Even where two commands genuinely conflict, such as "add product to shopping cart" and "set product status to not available", it is possible to define how the software should handle the conflict individually. A product which is not available should no longer be able to be ordered, irrespective of which command reaches the domain a moment or two earlier. If a collision affects a product with an order value which exceeds a certain sum, the system could resolve the collision in favour of the order, since the benefit to the company is such that it is worth the trouble of subsequently resolving the problem manually. For the company, the cost of manually reordering or providing a free upgrade to a more expensive product is smaller than the loss resulting from an otherwise lost sale.
A common requirement for software is detailed traceability of all processes within the system. CQRS with event sourcing just happens to meet this requirement out of the box. The event history is a guaranteed complete log, since the state of the system is derived from it. In addition, it is useful for analysing errors and unexpected behaviours. Instead of the usual support procedures – analysing the state database from the backup, talking to users – the course of events can simply be read from the history. A past system state can also be reconstructed at any time for forensic purposes.
Risks and side effects
The use of CQRS results in a much simplified system architecture. For many developers, however, this initially "feels" extremely complex. This is not so much a result of an apparently steep learning curve – there is an interesting podcast project which shows that this is actually fairly flat. The difficulty is often caused more by having to unlearn the use of complicated enterprise frameworks. Looked at objectively, this definitely represents a risk, as major changes to a development department's tool chest can initially result in a serious collapse in productivity. There is also a risk of miscalculations as a result of lack of experience with CQRS as a tool. Consequently, when introducing any new method, it is a good idea to start by practising on a project which is relatively non-business critical.
A more concrete problem is the lack of comprehensive tool support for the components of a CQRS architecture. It is for precisely this reason that the authors have fallen back on SQL Server implementations on their most recent projects. The range of tools available is now much improved, however. A commercial, open-source event store with professional support – something which is often essential for the core data storage components – has been available since autumn 2012.
There is another side effect which needs mentioning.
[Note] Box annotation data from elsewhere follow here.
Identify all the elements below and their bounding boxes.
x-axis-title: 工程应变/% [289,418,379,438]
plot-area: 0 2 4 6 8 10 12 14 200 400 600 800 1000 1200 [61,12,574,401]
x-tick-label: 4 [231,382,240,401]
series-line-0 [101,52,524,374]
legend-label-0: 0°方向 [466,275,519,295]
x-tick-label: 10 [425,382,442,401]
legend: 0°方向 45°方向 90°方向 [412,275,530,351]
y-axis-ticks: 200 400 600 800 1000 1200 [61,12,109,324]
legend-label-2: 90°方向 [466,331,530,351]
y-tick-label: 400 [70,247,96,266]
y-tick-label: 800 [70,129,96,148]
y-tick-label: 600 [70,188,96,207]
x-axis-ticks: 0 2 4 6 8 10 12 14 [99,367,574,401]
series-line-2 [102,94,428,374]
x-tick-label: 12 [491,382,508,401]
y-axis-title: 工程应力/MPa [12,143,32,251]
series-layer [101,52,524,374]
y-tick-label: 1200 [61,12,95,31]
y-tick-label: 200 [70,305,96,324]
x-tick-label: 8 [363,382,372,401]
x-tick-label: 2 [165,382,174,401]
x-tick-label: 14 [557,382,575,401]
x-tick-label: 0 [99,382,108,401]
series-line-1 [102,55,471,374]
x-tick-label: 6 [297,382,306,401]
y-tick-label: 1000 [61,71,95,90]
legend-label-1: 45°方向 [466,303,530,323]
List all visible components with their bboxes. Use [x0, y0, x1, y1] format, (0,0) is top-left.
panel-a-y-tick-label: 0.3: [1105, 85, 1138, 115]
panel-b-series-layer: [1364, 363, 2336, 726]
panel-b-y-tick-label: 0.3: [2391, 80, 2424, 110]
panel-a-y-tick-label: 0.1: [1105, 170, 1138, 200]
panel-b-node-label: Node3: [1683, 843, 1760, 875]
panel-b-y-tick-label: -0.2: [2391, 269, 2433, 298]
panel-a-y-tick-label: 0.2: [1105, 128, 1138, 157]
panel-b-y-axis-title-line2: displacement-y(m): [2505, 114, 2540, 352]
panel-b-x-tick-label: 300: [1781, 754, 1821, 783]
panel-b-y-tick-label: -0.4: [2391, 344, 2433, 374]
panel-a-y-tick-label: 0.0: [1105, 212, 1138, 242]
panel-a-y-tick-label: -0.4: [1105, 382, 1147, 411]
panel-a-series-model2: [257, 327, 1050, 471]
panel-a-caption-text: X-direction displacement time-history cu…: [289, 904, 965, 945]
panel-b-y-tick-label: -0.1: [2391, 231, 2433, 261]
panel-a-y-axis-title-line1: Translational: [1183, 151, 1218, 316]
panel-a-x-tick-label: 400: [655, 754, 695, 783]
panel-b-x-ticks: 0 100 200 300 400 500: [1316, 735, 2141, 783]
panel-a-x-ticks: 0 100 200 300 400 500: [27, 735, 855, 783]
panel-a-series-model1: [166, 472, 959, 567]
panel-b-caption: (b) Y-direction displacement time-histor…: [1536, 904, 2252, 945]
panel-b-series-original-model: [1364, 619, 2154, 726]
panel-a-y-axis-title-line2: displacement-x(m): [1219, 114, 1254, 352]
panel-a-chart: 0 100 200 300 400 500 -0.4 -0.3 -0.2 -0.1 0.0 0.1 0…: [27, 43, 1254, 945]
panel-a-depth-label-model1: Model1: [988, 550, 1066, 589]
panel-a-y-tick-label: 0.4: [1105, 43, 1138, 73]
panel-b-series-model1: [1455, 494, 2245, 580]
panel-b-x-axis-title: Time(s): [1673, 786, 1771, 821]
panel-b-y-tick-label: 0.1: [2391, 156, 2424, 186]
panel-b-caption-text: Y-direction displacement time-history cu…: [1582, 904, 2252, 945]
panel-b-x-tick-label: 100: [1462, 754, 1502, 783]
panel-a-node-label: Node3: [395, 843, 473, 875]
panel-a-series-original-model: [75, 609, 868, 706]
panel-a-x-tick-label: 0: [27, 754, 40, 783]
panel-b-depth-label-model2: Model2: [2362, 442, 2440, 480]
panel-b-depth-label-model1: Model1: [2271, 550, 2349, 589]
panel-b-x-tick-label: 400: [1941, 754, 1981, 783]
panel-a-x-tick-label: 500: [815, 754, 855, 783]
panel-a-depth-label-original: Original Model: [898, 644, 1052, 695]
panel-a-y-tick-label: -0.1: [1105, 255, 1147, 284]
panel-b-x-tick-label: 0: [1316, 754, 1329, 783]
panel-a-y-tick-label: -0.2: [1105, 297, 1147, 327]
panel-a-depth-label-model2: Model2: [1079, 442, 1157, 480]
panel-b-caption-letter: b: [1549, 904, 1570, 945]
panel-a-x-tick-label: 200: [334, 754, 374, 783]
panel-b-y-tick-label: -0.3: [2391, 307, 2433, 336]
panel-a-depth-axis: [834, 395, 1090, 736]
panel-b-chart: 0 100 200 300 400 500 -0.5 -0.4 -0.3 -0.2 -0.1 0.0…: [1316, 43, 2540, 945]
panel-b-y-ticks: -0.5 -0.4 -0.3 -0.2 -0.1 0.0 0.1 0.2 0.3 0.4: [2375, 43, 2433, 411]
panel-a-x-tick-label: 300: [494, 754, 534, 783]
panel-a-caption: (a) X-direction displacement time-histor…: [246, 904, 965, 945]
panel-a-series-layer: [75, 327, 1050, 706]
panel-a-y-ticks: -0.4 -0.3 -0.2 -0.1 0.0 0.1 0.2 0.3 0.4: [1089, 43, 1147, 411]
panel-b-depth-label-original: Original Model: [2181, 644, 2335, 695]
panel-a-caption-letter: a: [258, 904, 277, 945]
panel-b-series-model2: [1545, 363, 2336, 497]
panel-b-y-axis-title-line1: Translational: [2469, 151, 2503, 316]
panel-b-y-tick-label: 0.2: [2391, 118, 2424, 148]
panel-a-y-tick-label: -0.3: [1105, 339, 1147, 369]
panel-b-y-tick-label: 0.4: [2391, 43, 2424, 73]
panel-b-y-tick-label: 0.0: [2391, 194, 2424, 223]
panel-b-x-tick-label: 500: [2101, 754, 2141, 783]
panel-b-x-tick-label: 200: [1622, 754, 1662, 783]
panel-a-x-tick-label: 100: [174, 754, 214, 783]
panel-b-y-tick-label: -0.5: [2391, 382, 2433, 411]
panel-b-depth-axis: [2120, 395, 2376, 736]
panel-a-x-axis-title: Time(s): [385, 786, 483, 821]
Particularly in simple systems, the strong focus on software behaviour results in an increase in analysis and design work compared to pure data structure implementations, in which behaviour can simply be omitted and rule-compliant editing of data delegated to the user. Because CQRS focuses on recording the user's intention and processing business logic based on this intention, it is hard to get around a clean analysis of the problem domain. Whether that is an advantage or disadvantage is for the reader to decide.